Depuis la disparition de Prince le 21 avril 2016, la famille du célèbre chanteur-compositeur américain se trouve en possession d’un legs estimé à plusieurs milliers d’heures d’enregistrements, tous restés inédits. Un trésor artistique rare, et bien évidemment alléchant d’un point de vue commercial, qui tient en haleine tous les fans de sa cour musicale.
Autant dire que la sortie, l’année dernière, d’un premier album posthume, intitulé Piano & a Microphone, fut un véritable choc. ' ce premier pas dans l’antre intime du chanteur s’est ajoutée, il y a trois semaines, la parution d’un second album, Originals, porté davantage sur la dimension collaborative de sa discographie, au service de groupes aussi divers que Appolonia 6 ou The Bangles. Toujours maître des cérémonies, le Prince des États-Unis règne, le plus souvent, sur les arrangements, la composition et l’interprétation, dévoilant à chaque morceau les multiples facettes de son génie choral et instrumental.
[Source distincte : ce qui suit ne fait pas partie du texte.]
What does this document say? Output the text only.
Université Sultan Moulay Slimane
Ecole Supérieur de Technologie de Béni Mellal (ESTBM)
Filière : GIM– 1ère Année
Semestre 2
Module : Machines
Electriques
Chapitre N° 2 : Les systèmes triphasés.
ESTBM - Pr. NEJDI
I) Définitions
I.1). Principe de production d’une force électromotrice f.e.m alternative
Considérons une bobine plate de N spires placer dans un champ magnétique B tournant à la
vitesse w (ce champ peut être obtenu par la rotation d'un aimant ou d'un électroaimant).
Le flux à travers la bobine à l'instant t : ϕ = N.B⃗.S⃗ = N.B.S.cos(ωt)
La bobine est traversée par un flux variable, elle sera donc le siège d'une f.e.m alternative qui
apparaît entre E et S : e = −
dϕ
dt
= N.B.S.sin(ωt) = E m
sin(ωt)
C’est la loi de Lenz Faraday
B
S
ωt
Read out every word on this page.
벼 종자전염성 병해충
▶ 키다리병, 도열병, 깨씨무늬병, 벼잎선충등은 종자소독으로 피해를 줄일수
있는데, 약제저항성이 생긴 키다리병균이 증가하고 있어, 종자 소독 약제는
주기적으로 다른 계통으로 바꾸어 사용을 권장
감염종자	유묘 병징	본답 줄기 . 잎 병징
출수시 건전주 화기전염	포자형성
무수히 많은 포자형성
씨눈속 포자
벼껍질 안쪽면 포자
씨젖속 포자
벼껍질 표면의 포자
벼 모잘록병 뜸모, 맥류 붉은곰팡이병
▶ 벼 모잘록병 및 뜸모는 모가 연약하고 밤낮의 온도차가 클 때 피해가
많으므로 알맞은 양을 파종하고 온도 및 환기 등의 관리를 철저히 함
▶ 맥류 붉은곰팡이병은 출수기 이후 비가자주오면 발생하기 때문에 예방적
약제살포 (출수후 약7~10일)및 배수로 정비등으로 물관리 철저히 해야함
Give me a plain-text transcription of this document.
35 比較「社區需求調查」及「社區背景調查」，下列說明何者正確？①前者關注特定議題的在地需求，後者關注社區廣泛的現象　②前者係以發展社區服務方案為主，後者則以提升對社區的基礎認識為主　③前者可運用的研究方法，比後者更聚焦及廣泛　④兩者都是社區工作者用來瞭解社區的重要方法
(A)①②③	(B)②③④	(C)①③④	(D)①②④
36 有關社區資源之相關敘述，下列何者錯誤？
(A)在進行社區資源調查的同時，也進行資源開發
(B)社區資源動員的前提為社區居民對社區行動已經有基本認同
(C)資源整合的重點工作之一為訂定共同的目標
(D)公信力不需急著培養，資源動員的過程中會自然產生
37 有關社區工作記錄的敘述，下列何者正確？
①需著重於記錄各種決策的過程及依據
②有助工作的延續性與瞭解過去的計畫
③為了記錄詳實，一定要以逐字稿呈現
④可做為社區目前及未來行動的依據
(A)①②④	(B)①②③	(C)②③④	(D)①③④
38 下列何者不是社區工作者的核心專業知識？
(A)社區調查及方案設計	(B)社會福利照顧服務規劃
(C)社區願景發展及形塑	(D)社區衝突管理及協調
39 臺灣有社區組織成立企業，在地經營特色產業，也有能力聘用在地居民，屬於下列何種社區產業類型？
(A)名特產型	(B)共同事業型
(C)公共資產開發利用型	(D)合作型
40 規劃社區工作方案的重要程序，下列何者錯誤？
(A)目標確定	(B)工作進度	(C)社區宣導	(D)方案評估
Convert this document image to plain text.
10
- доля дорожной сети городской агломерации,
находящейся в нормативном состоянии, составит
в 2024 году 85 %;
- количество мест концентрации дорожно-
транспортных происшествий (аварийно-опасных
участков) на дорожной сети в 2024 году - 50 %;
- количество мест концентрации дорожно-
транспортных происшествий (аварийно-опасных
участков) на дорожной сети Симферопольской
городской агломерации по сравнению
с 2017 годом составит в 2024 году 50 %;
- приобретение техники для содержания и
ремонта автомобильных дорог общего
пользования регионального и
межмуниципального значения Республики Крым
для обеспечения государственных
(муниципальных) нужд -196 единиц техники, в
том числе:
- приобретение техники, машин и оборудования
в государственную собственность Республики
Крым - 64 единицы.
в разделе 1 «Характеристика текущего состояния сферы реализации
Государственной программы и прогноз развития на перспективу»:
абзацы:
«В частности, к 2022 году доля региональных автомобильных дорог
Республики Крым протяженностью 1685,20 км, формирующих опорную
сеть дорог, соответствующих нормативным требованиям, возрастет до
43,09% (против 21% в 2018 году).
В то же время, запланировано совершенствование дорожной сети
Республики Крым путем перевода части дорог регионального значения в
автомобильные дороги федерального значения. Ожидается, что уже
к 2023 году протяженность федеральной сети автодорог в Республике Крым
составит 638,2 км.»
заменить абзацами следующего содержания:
En à peine 35 minutes d’une grande intensité, Piano & a Microphone rassemble neuf esquisses solos plus ou moins improvisées au cours de l’année 1983. Il s’agit d’une période de transition au sein de la carrière du musicien. Prince n’a alors que 25 ans et s’est déjà fait connaître du grand public avec de premiers albums prometteurs – Prince (1979), aux accents pop-rock, Dirty mind l’année suivante, aux sonorités plus funky, et surtout le double album 1999 (1982), qui le confirme en étoile montante de la scène pop. C’est au terme de cette période fondatrice que survient Piano & a Microphone, où l’on découvre Prince dans son intimité, assis seul devant le piano, dans le homestudio aménagé dans sa propriété de Chanhassen, dans l’État du Minnesota. Le musicien, tel un fantôme, demande avant de commencer à son ingénieur du son : « That’s my echo ? », avant d’empoigner le piano dans un tourbillon de notes ardentes et enflammées, puis de poser sa voix sensuelle ; le chanteur bat la cadence du pied, électrisant aussitôt l’atmosphère avec 17 Days. La qualité d’enregistrement est telle que l’artiste semble jouer auprès de nous, pour un concert intime dont nous serions les témoins privilégiés. Les premières notes du second titre annoncent quant à elles le succès qu’il rencontrera l’année suivante, tout à la fois acteur et auteur de la bande-originale de Purple Rain, le biopic d’Albert Magnoli qui fera de Prince une icône mondiale à l’instar de Mickael Jackson. Les titres suivants s’enchâssent dans un grand bouillonnement de créativité, se répondent, se rehaussent, traversant les genres musicaux – le chant gospel et blues de Mary don’t you weep, que l’on retrouve au générique de fin du dernier film de Spike Lee (Blackkklansman, 2018) – comme sa voix trouble les identités sexuelles dans Case of you, rendant poreuses les frontières entre le masculin et le féminin.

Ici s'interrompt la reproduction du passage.